Де поділась доля-воля,
Бунчуки, гетьмани? {133}
Вот истинная причина «недоли». Исчез золотой век Украины, ее идеальный государственный строй, уничтожена казачья сила. «А що то за люде / були тії запорожці — / Не було й не буде / таких людей» {134}. Полжизни готов он отдать, лишь бы забыть их «незабутни» дела {135}. Волшебные времена Палиев, Гамалиев, Сагайдачных владеют его душой и воображением. Истинная поэзия Шевченко — в этом фантастическом, никогда не бывшем мире, в котором нет исторической правды, но создана правда художественная. Все его остальные стихи и поэмы, вместе взятые, не стоят тех строк, где он бредит старинными степями, Днепром, морем, бесчисленным запорожским войском, проходящим как видение.

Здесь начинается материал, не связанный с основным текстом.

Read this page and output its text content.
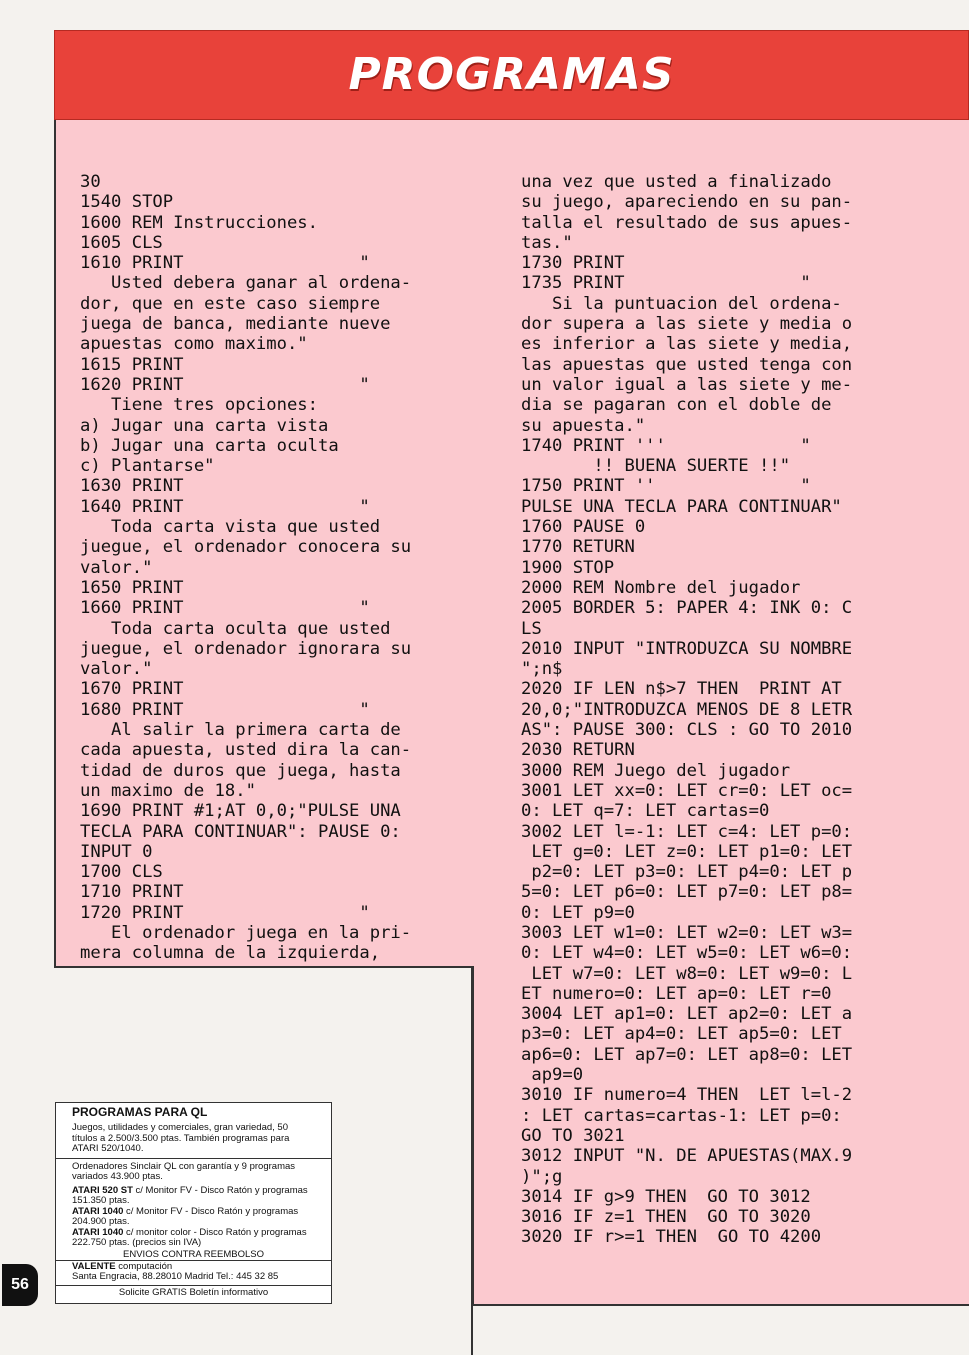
PROGRAMAS
30
1540 STOP
1600 REM Instrucciones.
1605 CLS
1610 PRINT                 "
Usted debera ganar al ordena-
dor, que en este caso siempre
juega de banca, mediante nueve
apuestas como maximo."
1615 PRINT
1620 PRINT                 "
Tiene tres opciones:
a) Jugar una carta vista
b) Jugar una carta oculta
c) Plantarse"
1630 PRINT
1640 PRINT                 "
Toda carta vista que usted
juegue, el ordenador conocera su
valor."
1650 PRINT
1660 PRINT                 "
Toda carta oculta que usted
juegue, el ordenador ignorara su
valor."
1670 PRINT
1680 PRINT                 "
Al salir la primera carta de
cada apuesta, usted dira la can-
tidad de duros que juega, hasta
un maximo de 18."
1690 PRINT #1;AT 0,0;"PULSE UNA
TECLA PARA CONTINUAR": PAUSE 0:
INPUT 0
1700 CLS
1710 PRINT
1720 PRINT                 "
El ordenador juega en la pri-
mera columna de la izquierda,
una vez que usted a finalizado
su juego, apareciendo en su pan-
talla el resultado de sus apues-
tas."
1730 PRINT
1735 PRINT                 "
Si la puntuacion del ordena-
dor supera a las siete y media o
es inferior a las siete y media,
las apuestas que usted tenga con
un valor igual a las siete y me-
dia se pagaran con el doble de
su apuesta."
1740 PRINT '''             "
!! BUENA SUERTE !!"
1750 PRINT ''              "
PULSE UNA TECLA PARA CONTINUAR"
1760 PAUSE 0
1770 RETURN
1900 STOP
2000 REM Nombre del jugador
2005 BORDER 5: PAPER 4: INK 0: C
LS
2010 INPUT "INTRODUZCA SU NOMBRE
";n$
2020 IF LEN n$>7 THEN  PRINT AT
20,0;"INTRODUZCA MENOS DE 8 LETR
AS": PAUSE 300: CLS : GO TO 2010
2030 RETURN
3000 REM Juego del jugador
3001 LET xx=0: LET cr=0: LET oc=
0: LET q=7: LET cartas=0
3002 LET l=-1: LET c=4: LET p=0:
LET g=0: LET z=0: LET p1=0: LET
p2=0: LET p3=0: LET p4=0: LET p
5=0: LET p6=0: LET p7=0: LET p8=
0: LET p9=0
3003 LET w1=0: LET w2=0: LET w3=
0: LET w4=0: LET w5=0: LET w6=0:
LET w7=0: LET w8=0: LET w9=0: L
ET numero=0: LET ap=0: LET r=0
3004 LET ap1=0: LET ap2=0: LET a
p3=0: LET ap4=0: LET ap5=0: LET
ap6=0: LET ap7=0: LET ap8=0: LET
ap9=0
3010 IF numero=4 THEN  LET l=l-2
: LET cartas=cartas-1: LET p=0:
GO TO 3021
3012 INPUT "N. DE APUESTAS(MAX.9
)";g
3014 IF g>9 THEN  GO TO 3012
3016 IF z=1 THEN  GO TO 3020
3020 IF r>=1 THEN  GO TO 4200
PROGRAMAS PARA QL
Juegos, utilidades y comerciales, gran variedad, 50 títulos a 2.500/3.500 ptas. También programas para ATARI 520/1040.
Ordenadores Sinclair QL con garantía y 9 programas variados 43.900 ptas.
ATARI 520 ST c/ Monitor FV - Disco Ratón y programas 151.350 ptas.
ATARI 1040 c/ Monitor FV - Disco Ratón y programas 204.900 ptas.
ATARI 1040 c/ monitor color - Disco Ratón y programas 222.750 ptas. (precios sin IVA)
ENVIOS CONTRA REEMBOLSO
VALENTE computación
Santa Engracia, 88.28010 Madrid Tel.: 445 32 85
Solicite GRATIS Boletín informativo
56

О будущем своего края Тарас Григорьевич почти не думал. Раз как-то, следуя шестидесятнической моде, упомянул о Вашингтоне, которого «дождемся таки колись» {136}, но втайне никакого устройства, кроме прежнего казачьего, не хотел:
Оживуть гетмани в золотім жупані;
Прокинеться доля; козак заспіва:
„Ні жида, ні ляха“, а в степах Украйни —
Дай то Боже милий — блисне булава {137}.
Перед нами певец отошедшей казачьей эпохи, влюбленный в нее, как Дон Кихот в рыцарские времена. До самой смерти героем и предметом поклонения его был казак:|166:
Верзеться грішному, усатий,
3 своєю волею мені
На чорнім вороні-коні! {138}
Надо ли после этого искать причин русофобии? Всякое пролитие слез над руинами Чигирина, Батурина и прочих гетманских резиденций неотделимо от ненависти к тем, кто обратил их в развалины. Любовь к казачеству — оборотная сторона вражды к Москве.
Но и любовь и ненависть эти — не от жизни, не от современности. Еще Кулишем и Драгомановым установлено, что поэт очень рано, в самом начале своего творчества попал в плен к старой казачьей идеологии. По словам Кулиша, он пострадал от той первоначальной школы, «в которой получил то, что в нем можно было назвать faute de mieux {139} образованием», он долго сидел «на седалище губителей и злоязычников» [134]*.
По-видимому, уже в Петербурге, в конце 30-х годов нашлись люди, просветившие его по части Мазеп, Полуботков и подсунувшие ему «Историю русов». Без влияния этого произведения трудно вообразить то прихотливое сплетение революционных и космополитических настроений с местным национализмом, которое наблюдаем в творчестве Шевченко. По словам Драгоманова, ни одна книга, кроме Библии, не производила на Тараса Григорьевича такого впечатления, как «История русов». Он брал из нее целые картины и сюжеты. Такие произведения, как «Підкова», «Гамалія», «Тарасова ніч», «Вибір Наливайка», «Невольник», «Великий льох», «Чернець» {140} — целиком навеяны ею.
Прошлое Малороссии открылось ему под углом зрения «Летописи Конисского»; он воспитался на ней, воспринял ее как откровение, объяснявшее причины невзгод и бедствий родного народа. Даже на самый чувствительный для него вопрос о крепостном праве на Украине «летопись» давала свой ответ — она приписывала введение его москалям. Не один Шевченко, а все кирилло-мефодиевцы вынесли из нее твердое убеждение в москальском происхождении крепостничества. В «Книгах бытия украинского народа» Костомаров писал: «А німка цариця Катерина, курва|167: всесвітна, безбожниця, убійниця мужа свого, в останнє доконала козацтво і волю, бо, одібравши тих, котрі були в Україні старшими, наділила їх панством и землями, понадавала їм вільну братію в ярмо і поробила одних панами, а других невольниками» [135]*. Если будущий ученый-историк позволял себя такие речи, то что можно требовать от необразованного Шевченко? Москали для него стали источником всех бедствий.